Raised in Yorkshire (Research Activity in Schools Evaluating Dental Health)

Description

Our excitingly collaboration with Batley Girls’ High School has continued, with a new project RAISED in Yorkshire (Research Activity In Schools Evaluating Dental health) 

This was in response to the girls who were involved in Don’t Smile asking if they could get involved in research to do their Extended Project Qualifications to enhance their experience and CVs to apply for higher education. Initially, it involved pupils monitoring oral health and tooth-brushing behaviour on their fellow students but it has now evolved into a much bigger ‘big society’ project.

Our RAISED in Yorkshire (Research Activity in Schools Evaluating Dental health) RiY –Is a community collaboration to enhance public engagement to reach and involve under-represented, at-risk young people to provide exposure to oral health research they value and is important to their community.

It has an inclusive approach engaging a wide range of young people who are most disadvantaged and embraces all backgrounds and celebrates discovering all types of talents. RiY offers wider benefits in raising aspirations of the young people participating and providing invaluable work experience to sixth formers who lack the parental contacts to open doors and we provide an enrichment programme that provides an excellent foundation to a range of careers in STEM, teaching and other vocational studies for all levels of ability striving to support them to maximise their capabilities.

RiY provides a strategic and unified approach to systematically engage young people in our community in public engagement and research that is meaningful to them in a fun and immersive manner. It incorporates bringing their voice to creative health co-production (co-creation) spanning the arts and STEM, alongside peer-to-peer education and participatory research. The aim is to use public engagement to drive research and innovation that improves oral health and knowledge whilst raising aspirations and providing invaluable research and work experience to those young people who are ordinarily most disadvantaged. RiY challenges dogma, empowers and improves communities through partnerships.

The School of Dentistry Staff, open wide undergraduates and postgraduate students coach/train 6th-formers to become oral health educators known as RiY Student Research Fellows (RiY-SRF). We assess their competency to deliver an engaging oral health programme (based on the Open Wide undergraduate scheme) to local primary schools: peer-to-peer oral health education. The RiY programme adds in reinforcement sessions on toothbrushing skills and supervised toothbrushing, incorporating co-development of arts-based curriculum resources to run theatre and debate workshops to engage with parents and key community leaders.

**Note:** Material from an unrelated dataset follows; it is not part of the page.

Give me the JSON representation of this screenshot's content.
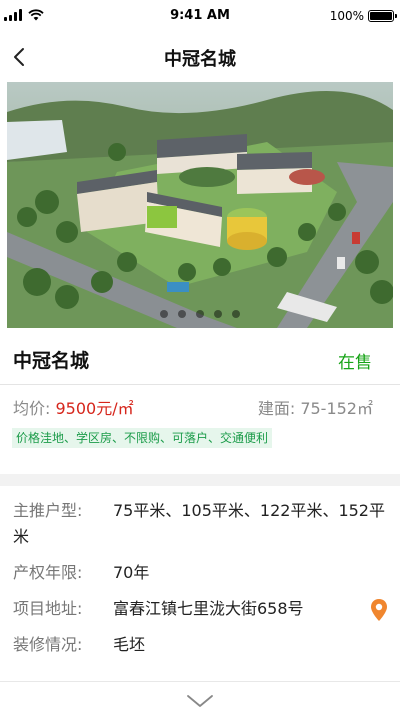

The university partnership team will oversee calibration to undertake evaluation of oral health assessments of the primary school pupils at baseline and specific time points to assess the success of the programme in terms of:

  1. Assessing oral health improvement through a range of oral examinations including combinations of disclosure tablets, plaque scores and collection of DFMT for longer term impact on caries.
  2. Tooth brushing mechanical skills using observations and when pupils have consented, independent video assessment;
  3. Oral health awareness and knowledge using engaging co-designed quizzes and questionnaires;
  4. Assessing impact on aspirations. Data from the RiY-SRF will be collected at the start of their training programme

Place/Community Need

Health need: Yorkshire has the second-worst UK prevalence of tooth decay; affecting almost 1/3rd of children before they reach school. Caries is concentrated to high risk groups within socially and economically deprived areas. Tooth decay in children presents considerable health, economic and social burden. Figures from Public Health England, Healthmatters The Burden of Tooth Decay on the NHS show:

  • The average cost of a tooth extraction in hospital for a child aged 5 or under is £836
  • £50.5m was spent on tooth extractions among those under the age of 19 in 2015 to 2016
  • £7.8m was spent on tooth extractions among the under 5s

Whilst tooth decay is preventable, reaching those most vulnerable remains challenging. Reaching parents/carers hold even greater challenges. Place-based partnerships public engagement. Figures from Public Health England, Healthmatters levels of tooth decay in England show:

  • A quarter of 5-year-olds have tooth decay with on average 3 or 4 teeth affected
  • The majority of tooth decay in children under 6 was untreated
  • There were 7,926 episodes of children aged under 5 years having 1 or more teeth extracted in hospital because of tooth decay

Young people enrichment: Young persons from areas of social deprivation can struggle to find mentorship beyond the school setting; exposure to persons that inspire and interest them; exposure to (work) experience to enhance the HE/apprenticeship applications; value and understand diversity of Arts and STEM careers available.